For prevention, Fresh Produce upgraded and increased the number of firewalls at the network’s edge. Core databases and applications are now shielded by at least two firewalls. Hargrove installed new antivirus software and now rotates different products regularly.

“There are strengths and weaknesses to each of the vendors,” Hargrove says. “I think we’re going to change vendors every year now — we’ll get the strongest-rated package in that particular year.”

Although Fresh Produce did not lose data as a result of the infection, Hargrove has also installed a new tape library to speed and upgrade backup — just to be sure.

Communication Breakdowns

Health Advocate uses a hosted call-center application to operate an around-the-clock phone service for employees of client companies. If the host goes down or the connection is lost, Health Advocate is out of business until it’s restored.

“We connect to the application through a secure Internet connection,” says Health Advocate’s Johnston. “I spend a lot of time worrying about the World Wide Web. That pipe can take 32 hops before it makes our connection. Something might be happening in Chicago that has nothing to do with you as you try to make your way to Cincinnati, and yet Chicago has huge latency problems and you end up not connecting.”

One way Johnston deflects the potential instability of the Web is by deploying a point-to-point VPN between her company’s headquarters and the host’s data center.

“We’ll obviously still be using the Internet, but we’ll be more insulated from random problems,” she says.

In the case of an outage at the host site or an extended loss of connection, Health Advocate maintains a call-management application on its data center that can be pressed into service in conjunction with the company’s PBX.
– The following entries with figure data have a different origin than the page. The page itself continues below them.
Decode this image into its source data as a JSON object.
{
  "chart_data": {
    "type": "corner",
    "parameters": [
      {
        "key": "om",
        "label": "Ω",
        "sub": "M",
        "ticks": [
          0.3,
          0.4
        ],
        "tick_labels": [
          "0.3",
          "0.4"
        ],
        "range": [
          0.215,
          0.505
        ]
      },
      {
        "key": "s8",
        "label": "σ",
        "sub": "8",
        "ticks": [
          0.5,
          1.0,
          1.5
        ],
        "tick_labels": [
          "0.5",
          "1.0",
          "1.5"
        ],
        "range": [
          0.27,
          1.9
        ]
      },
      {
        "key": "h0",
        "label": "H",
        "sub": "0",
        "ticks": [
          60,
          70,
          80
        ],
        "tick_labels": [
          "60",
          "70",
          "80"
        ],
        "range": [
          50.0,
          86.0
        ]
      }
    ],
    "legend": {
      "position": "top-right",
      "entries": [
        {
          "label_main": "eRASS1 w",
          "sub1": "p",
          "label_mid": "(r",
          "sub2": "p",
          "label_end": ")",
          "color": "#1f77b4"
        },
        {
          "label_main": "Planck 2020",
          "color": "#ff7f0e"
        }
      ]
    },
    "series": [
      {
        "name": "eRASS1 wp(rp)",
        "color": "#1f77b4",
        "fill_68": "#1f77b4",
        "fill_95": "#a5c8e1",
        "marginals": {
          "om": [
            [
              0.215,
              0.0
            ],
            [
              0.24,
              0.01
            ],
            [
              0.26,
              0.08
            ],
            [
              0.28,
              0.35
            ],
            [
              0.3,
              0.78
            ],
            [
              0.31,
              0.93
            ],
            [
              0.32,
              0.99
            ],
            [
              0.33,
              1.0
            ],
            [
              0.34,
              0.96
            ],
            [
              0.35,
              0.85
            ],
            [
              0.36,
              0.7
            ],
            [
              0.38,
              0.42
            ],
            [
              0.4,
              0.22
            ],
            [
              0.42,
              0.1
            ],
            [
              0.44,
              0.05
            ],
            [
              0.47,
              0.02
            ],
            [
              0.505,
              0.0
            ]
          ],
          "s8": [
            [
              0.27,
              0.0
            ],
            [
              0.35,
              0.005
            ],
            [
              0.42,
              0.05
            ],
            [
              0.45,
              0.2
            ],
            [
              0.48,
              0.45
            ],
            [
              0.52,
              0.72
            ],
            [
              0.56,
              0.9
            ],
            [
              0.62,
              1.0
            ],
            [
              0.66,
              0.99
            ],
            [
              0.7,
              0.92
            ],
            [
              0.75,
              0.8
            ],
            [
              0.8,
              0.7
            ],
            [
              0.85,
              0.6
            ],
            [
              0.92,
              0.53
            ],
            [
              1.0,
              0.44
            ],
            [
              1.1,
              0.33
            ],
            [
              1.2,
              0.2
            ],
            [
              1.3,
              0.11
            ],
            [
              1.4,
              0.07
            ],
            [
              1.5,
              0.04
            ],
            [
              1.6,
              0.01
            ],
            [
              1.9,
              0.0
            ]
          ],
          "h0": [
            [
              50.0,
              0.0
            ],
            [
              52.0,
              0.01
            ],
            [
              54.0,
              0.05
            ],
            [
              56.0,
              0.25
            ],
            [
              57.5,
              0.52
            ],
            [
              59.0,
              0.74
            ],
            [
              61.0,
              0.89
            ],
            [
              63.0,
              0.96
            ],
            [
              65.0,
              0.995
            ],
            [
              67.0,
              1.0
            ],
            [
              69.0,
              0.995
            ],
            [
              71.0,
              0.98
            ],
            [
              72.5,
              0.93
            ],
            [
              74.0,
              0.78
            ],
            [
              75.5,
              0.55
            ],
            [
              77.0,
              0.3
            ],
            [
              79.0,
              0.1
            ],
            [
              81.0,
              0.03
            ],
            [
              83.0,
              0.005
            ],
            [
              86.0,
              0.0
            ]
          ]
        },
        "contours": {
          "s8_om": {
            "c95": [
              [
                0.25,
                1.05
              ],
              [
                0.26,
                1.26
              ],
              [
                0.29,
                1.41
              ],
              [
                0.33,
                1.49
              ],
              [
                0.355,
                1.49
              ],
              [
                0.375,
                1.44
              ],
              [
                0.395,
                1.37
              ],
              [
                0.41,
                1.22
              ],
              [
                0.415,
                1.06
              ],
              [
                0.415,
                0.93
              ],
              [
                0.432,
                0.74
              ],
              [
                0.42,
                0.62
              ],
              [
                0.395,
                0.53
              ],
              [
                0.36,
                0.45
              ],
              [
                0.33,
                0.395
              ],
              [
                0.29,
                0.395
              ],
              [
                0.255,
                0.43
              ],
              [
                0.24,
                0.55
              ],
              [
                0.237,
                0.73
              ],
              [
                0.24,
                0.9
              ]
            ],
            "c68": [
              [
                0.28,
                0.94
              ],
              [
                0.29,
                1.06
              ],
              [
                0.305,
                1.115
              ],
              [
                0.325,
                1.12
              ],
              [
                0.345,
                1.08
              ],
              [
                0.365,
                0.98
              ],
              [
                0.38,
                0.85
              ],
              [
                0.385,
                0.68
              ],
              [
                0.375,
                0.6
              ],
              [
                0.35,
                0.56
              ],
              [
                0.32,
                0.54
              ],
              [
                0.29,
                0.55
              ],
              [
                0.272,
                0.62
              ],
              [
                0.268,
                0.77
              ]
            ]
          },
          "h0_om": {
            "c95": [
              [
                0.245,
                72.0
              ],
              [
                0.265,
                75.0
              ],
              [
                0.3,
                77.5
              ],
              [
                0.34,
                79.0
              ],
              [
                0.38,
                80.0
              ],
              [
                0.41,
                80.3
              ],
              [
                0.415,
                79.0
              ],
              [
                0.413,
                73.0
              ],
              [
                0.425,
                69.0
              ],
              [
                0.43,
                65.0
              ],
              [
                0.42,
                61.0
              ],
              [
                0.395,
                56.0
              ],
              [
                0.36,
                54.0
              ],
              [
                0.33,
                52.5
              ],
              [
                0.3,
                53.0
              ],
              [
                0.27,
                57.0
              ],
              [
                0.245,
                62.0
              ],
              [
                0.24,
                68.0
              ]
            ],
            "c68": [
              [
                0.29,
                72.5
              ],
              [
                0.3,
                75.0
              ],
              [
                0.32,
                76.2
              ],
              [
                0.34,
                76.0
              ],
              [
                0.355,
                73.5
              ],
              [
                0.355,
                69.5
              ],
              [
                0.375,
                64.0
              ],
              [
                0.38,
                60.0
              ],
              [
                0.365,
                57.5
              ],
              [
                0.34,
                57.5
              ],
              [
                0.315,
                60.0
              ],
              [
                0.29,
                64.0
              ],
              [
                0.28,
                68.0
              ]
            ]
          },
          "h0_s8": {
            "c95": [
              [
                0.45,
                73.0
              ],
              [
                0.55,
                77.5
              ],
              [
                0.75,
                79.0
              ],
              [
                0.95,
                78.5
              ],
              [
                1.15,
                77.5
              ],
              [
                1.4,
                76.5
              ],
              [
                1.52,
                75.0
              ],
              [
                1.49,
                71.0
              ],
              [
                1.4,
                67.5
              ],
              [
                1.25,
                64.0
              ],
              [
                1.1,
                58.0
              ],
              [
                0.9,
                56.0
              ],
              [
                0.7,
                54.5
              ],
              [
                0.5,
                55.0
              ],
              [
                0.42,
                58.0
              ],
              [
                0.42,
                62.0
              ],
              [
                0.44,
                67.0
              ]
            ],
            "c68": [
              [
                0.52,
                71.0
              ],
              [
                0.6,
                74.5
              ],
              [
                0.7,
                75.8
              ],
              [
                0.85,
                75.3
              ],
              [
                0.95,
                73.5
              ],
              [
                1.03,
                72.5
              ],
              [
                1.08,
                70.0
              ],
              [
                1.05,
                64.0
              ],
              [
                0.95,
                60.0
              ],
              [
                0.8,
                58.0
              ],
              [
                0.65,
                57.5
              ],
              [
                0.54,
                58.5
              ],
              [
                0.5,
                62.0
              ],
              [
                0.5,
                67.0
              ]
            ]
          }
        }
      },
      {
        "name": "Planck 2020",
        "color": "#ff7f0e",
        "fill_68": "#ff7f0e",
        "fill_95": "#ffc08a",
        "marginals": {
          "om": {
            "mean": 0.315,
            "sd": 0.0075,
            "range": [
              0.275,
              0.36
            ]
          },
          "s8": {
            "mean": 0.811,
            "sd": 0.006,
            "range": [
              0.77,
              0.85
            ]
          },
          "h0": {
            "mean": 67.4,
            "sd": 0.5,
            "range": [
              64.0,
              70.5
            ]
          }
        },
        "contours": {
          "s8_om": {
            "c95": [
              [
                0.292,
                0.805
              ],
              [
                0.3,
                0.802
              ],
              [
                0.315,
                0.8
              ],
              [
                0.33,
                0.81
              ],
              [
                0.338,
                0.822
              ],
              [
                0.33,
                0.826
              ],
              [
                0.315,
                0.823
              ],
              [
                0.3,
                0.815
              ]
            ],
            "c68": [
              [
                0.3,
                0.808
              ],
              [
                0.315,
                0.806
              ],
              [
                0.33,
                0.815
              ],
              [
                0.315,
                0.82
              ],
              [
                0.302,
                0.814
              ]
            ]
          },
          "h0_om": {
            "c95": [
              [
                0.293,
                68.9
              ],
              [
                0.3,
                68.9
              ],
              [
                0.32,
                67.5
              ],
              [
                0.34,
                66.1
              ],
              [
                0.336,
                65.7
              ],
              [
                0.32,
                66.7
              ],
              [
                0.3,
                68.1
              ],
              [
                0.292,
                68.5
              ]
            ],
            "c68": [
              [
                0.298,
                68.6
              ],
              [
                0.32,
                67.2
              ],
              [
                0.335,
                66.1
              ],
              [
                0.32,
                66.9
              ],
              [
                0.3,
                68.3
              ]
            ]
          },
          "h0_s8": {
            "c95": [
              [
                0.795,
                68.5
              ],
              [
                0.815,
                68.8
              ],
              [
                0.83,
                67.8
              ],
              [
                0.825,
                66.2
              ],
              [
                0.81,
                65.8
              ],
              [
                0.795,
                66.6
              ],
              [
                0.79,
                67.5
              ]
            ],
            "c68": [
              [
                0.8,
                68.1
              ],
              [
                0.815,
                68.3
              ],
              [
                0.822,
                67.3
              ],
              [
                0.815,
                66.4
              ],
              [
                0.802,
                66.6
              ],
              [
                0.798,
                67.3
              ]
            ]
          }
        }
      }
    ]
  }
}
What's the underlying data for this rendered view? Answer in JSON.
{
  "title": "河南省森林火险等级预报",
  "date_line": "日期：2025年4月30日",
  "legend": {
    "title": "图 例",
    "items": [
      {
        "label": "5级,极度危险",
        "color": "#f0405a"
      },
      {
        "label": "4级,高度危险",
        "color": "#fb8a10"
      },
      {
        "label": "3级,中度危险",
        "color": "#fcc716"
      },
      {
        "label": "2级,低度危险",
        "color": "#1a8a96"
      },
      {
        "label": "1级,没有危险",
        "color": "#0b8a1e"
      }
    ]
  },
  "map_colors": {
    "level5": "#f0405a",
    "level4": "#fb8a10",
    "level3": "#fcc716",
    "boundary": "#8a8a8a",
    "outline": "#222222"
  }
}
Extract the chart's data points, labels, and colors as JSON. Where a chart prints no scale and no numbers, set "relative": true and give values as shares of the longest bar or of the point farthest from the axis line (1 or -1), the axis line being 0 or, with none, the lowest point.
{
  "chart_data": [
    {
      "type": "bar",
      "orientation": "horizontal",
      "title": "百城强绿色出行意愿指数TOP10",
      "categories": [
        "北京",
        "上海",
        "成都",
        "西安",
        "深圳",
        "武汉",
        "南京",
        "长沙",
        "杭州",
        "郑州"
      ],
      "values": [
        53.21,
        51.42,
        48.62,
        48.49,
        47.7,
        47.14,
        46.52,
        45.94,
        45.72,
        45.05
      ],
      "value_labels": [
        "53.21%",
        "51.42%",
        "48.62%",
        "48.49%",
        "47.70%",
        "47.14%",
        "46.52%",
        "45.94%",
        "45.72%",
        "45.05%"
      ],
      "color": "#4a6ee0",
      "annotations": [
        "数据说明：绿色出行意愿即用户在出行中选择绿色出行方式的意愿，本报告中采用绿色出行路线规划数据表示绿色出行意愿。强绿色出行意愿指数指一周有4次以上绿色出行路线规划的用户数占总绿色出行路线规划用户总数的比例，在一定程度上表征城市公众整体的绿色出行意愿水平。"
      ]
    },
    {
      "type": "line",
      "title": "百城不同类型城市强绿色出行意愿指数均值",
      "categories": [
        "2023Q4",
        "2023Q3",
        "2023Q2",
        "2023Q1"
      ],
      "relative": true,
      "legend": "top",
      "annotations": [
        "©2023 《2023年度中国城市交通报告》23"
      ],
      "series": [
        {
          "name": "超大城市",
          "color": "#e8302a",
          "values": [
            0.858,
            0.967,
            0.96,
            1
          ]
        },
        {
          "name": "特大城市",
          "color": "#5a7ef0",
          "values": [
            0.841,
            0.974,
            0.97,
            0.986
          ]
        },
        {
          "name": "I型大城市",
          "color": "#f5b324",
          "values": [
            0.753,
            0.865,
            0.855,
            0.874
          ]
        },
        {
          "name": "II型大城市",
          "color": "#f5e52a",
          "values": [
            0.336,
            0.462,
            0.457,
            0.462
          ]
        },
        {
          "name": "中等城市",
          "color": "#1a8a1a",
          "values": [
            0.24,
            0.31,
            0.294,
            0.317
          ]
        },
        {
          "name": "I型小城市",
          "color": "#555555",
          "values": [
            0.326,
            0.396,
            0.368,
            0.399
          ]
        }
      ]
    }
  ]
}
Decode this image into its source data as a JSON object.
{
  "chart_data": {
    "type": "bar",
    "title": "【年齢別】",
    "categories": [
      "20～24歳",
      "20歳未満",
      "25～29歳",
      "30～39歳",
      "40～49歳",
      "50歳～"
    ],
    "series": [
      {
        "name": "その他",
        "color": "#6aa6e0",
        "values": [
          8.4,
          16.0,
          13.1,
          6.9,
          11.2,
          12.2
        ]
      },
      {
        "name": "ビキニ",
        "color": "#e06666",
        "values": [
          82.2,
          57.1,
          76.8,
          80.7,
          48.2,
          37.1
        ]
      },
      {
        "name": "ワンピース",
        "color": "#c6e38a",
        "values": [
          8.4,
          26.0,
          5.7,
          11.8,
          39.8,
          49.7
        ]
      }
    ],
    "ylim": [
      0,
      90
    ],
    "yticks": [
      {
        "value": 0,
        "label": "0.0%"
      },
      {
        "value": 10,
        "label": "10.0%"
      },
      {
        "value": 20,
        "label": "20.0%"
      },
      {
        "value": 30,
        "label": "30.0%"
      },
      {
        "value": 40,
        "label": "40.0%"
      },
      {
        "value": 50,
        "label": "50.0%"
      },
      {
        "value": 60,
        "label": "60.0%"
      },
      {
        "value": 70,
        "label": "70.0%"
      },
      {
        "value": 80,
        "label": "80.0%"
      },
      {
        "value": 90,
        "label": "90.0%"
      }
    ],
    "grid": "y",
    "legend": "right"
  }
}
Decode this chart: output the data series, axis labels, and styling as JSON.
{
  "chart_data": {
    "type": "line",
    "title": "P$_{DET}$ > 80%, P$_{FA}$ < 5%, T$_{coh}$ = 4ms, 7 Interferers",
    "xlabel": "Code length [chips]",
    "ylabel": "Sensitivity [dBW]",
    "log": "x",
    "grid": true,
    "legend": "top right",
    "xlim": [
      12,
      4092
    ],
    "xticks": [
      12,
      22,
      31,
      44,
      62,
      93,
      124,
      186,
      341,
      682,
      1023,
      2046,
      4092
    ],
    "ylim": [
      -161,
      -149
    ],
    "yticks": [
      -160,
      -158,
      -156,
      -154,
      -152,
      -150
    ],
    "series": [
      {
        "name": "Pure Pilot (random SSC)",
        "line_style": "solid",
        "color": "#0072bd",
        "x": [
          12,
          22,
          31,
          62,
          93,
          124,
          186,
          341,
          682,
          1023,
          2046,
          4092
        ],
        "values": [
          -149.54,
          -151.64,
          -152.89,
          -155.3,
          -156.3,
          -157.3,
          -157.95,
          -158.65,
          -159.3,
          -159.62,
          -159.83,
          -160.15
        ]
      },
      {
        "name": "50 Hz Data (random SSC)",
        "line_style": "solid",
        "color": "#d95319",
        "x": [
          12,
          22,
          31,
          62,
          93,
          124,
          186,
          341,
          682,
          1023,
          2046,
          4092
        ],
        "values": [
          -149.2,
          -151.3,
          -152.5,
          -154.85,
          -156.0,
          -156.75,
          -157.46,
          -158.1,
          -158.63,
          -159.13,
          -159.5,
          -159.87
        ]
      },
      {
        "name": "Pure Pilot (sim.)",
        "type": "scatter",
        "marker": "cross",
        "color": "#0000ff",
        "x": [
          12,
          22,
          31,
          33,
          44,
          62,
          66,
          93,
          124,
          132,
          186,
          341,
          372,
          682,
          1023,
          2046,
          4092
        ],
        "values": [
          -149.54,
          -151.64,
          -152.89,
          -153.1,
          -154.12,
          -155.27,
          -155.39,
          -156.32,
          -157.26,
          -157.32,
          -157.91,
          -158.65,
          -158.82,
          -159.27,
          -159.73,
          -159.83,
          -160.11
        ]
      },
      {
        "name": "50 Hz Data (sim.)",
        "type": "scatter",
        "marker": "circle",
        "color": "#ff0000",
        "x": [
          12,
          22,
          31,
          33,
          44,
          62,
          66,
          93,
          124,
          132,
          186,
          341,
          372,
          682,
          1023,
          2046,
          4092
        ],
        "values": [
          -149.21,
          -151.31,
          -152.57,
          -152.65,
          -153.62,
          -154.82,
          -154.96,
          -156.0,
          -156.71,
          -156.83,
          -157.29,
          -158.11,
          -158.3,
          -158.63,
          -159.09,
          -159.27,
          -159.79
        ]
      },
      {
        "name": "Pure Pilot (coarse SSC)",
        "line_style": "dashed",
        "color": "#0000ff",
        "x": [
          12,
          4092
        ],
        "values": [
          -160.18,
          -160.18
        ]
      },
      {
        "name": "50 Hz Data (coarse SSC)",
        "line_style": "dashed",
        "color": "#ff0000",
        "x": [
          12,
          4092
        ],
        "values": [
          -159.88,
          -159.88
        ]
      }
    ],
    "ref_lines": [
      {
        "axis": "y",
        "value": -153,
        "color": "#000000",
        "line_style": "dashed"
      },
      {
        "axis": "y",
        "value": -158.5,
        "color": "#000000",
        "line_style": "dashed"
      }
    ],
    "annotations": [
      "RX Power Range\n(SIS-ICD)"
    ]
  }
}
“It means you’re paying for licenses and you’re not using them — at least you hope not — but our clients deserve some assurances that we’re doing what we can to make sure our 24 x 7 service is just that,” says Johnston.

Mail-Server Failures

Driving into work and finding the building reduced to rubble is his worst nightmare, but the failure of a mail server is not far behind, says KITS’ Booth.

KITS has several mail servers, including a BlackBerry enterprise server, which causes the greatest consternation of all when there’s a problem, says Booth.

“It’s amazing how important these things are to the people who use them,” he says. “E-mail of all sorts is a critical application, but the BlackBerry makes it more urgent.”

KITS uses thorough backup procedures, so individual messages are rarely lost, but e-mail delays can be almost as frustrating for users as e-mail that’s disappeared.

Booth’s strategy has been to minimize the number and duration of real outages by simulating potential failures on virtual machines built on VMware ESX servers running in the KITS blade center.

“We document and prepare for anything,” he says.

The VMware has also been a useful tool in dealing with spam. The virtual environment has allowed Booth to run attacks on a simulation of the KITS network to see if the defenses in place really work.

“You don’t really want to mess with the actual shield on your mail server,” says Booth. “If you put the wrong configuration information in a production system, the urgency tends to go up pretty quickly.”